Hoy, en una sociedad secularizada, las cosas son diferentes, pero curiosamente la enfermedad, la ancianidad, la frustración y la muerte son también tabúes que se ocultan y se esconden, ¡especialmente a los niños! Son asuntos de los que apenas se hablan ni se afrontan, pero ahí están… como queriendo amenazar a la sociedad del bienestar. Así también se margina al mismo Dios, cuyo nombre también hoy es tabú, del que no se habla ni menciona nunca, ni siquiera en el ámbito más íntimo que es el de la familia. Como todo tabú, el hecho de no querer afrontar estos asuntos crea situaciones de angustia que recrudecen la incidencia del sufrimiento y de la frustración en nosotros. De ahí nace la especial vulnerabilidad de los hombres y mujeres de hoy ante las experiencias de crisis, que hacen sentirnos tan limitados en nuestras pretensiones vitales. La actitud de afrontar sencillamente estas experiencias ante Jesús pidiendo su contacto y su mano es lo que Él llama la fe. Es la fe en Él la que nos levanta de la frustración.

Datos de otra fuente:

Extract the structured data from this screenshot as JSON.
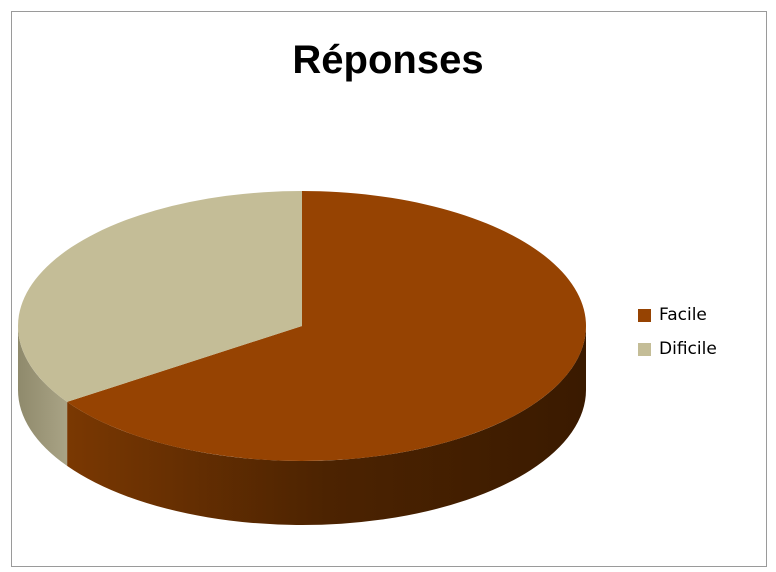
{
  "chart_data": {
    "type": "pie",
    "title": "Réponses",
    "categories": [
      "Facile",
      "Dificile"
    ],
    "values": [
      65.5,
      34.5
    ],
    "colors": [
      "#964302",
      "#C4BD97"
    ],
    "legend_position": "right",
    "style": "3d"
  }
}
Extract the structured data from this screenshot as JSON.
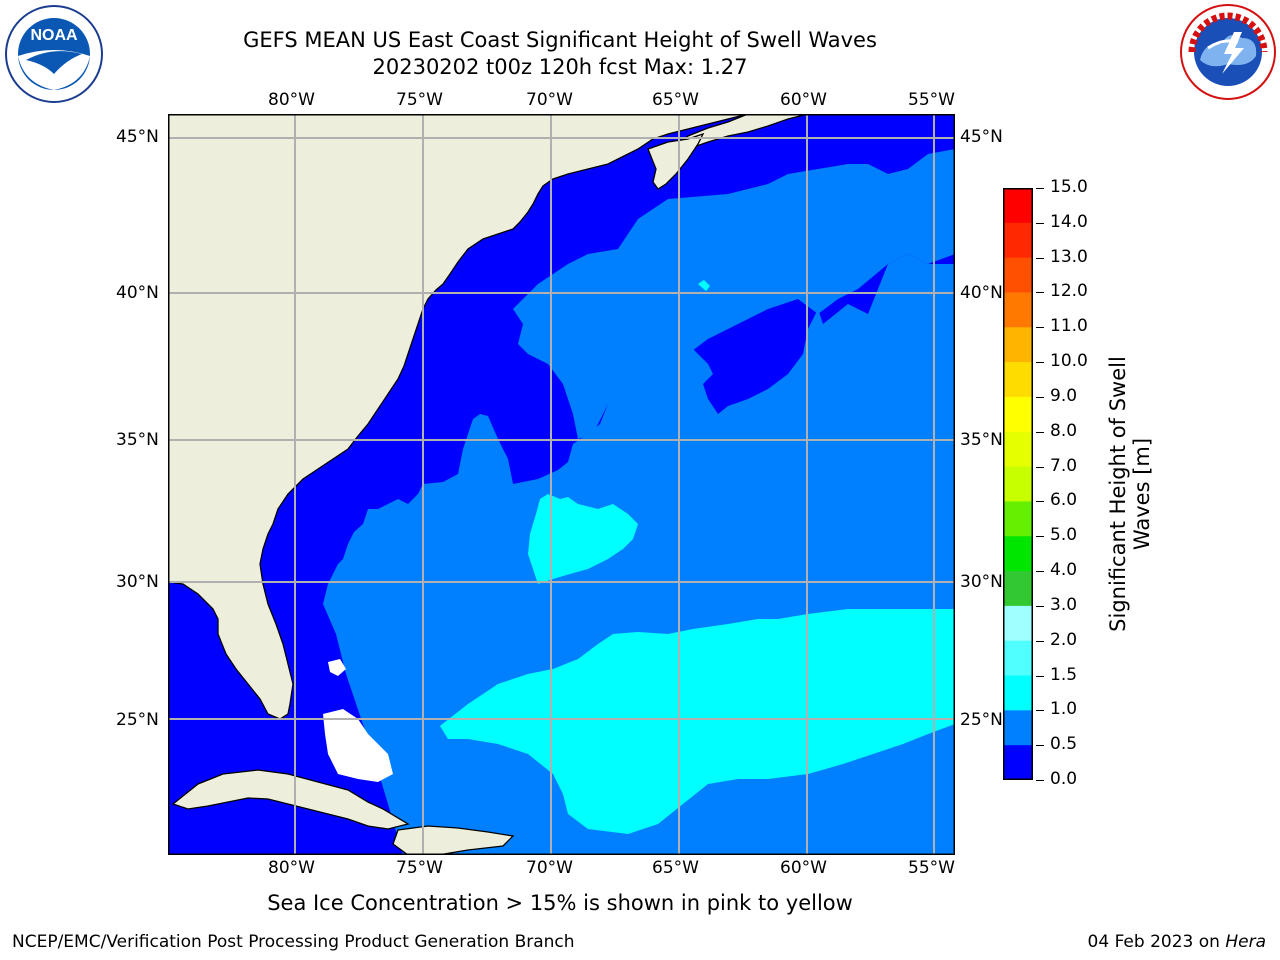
{
  "header": {
    "title_line1": "GEFS MEAN US East Coast Significant Height of Swell Waves",
    "title_line2": "20230202 t00z 120h fcst   Max: 1.27"
  },
  "logos": {
    "left": {
      "name": "noaa-logo",
      "text": "NOAA",
      "ring_text": "NATIONAL OCEANIC AND ATMOSPHERIC ADMINISTRATION · U.S. DEPARTMENT OF COMMERCE"
    },
    "right": {
      "name": "nws-logo",
      "ring_text": "NATIONAL WEATHER SERVICE"
    }
  },
  "map": {
    "lon_labels": [
      "80°W",
      "75°W",
      "70°W",
      "65°W",
      "60°W",
      "55°W"
    ],
    "lat_labels": [
      "45°N",
      "40°N",
      "35°N",
      "30°N",
      "25°N"
    ],
    "colors": {
      "land": "#eeeedd",
      "ocean_0_05": "#0000ff",
      "ocean_05_10": "#0080ff",
      "ocean_10_15": "#00ffff",
      "grid": "#b0b0b0",
      "coast": "#000000"
    }
  },
  "colorbar": {
    "title_line1": "Significant Height of Swell",
    "title_line2": "Waves [m]",
    "levels": [
      "15.0",
      "14.0",
      "13.0",
      "12.0",
      "11.0",
      "10.0",
      "9.0",
      "8.0",
      "7.0",
      "6.0",
      "5.0",
      "4.0",
      "3.0",
      "2.0",
      "1.5",
      "1.0",
      "0.5",
      "0.0"
    ],
    "colors_top_to_bottom": [
      "#ff0000",
      "#ff2800",
      "#ff5000",
      "#ff7800",
      "#ff9600",
      "#ffb400",
      "#ffdc00",
      "#ffff00",
      "#e6ff00",
      "#c8ff00",
      "#64f000",
      "#00e600",
      "#32c832",
      "#64f08c",
      "#a0ffff",
      "#50ffff",
      "#00ffff",
      "#0080ff",
      "#0000ff"
    ]
  },
  "notes": {
    "sea_ice": "Sea Ice Concentration > 15% is shown in pink to yellow"
  },
  "footer": {
    "left": "NCEP/EMC/Verification Post Processing Product Generation Branch",
    "right_prefix": "04 Feb 2023 on ",
    "right_host": "Hera"
  }
}
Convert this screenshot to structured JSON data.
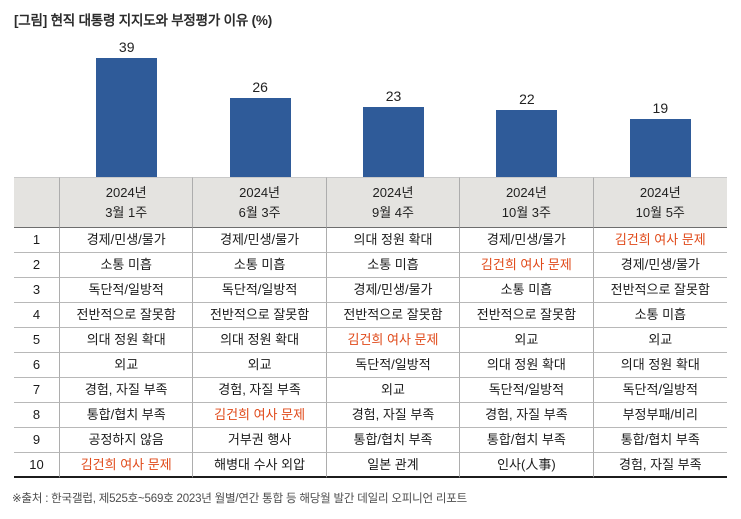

Otra actitud que tiene plena actualidad es la de los que se reían de Jesús, después de decir que la muchacha no estaba muerta, sino dormida. Es la reacción del escepticismo que usa la humillación de la burla y del sarcasmo para no dejar nacer la esperanza. El buen humor siempre hace relativizar el poder y la fuerza que tienen en nosotros las experiencias de frustración, de limitación, de sufrimiento… pero el mal humor ciega toda posibilidad de levantarse y de superarse. Aún peor, pretende reafirmar la inutilidad de todo empeño. Por eso, Jesús, ante todo, reafirma la sensatez de la esperanza de Jairo: «No temas; basta que tengas fe.» (Marcos 5, 36). Y después echa fuera de la casa a los que se reían de que Jesús llamara dormida a la que ellos dejaban para siempre en la muerte. Para ellos no cabe otra posibilidad que la muerte. No creerán en Él, aunque vean resucitar a un muerto (ver Lucas 16, 19ss). Una más de las mil razones para que exija Jesús que quede en secreto su acción mesiánica. Él levanta de la postración de su muerte a la que ya no es una niña, urgiendo que le dieran de comer, como pedirá días más tarde a sus discípulos que den de comer a una multitud hambrienta, hambrienta sobre todo de sus palabras, en el relato de la multiplicación de los panes.
Tender la mano es un gesto impresionante: tanto para el que la ofrece, como el que se atreve a acogerla. ¿No te atreverás a acoger la mano que hoy te ofrece el Resucitado a través de tus hermanos de la vida cotidiana o a través de la liturgia de este domingo?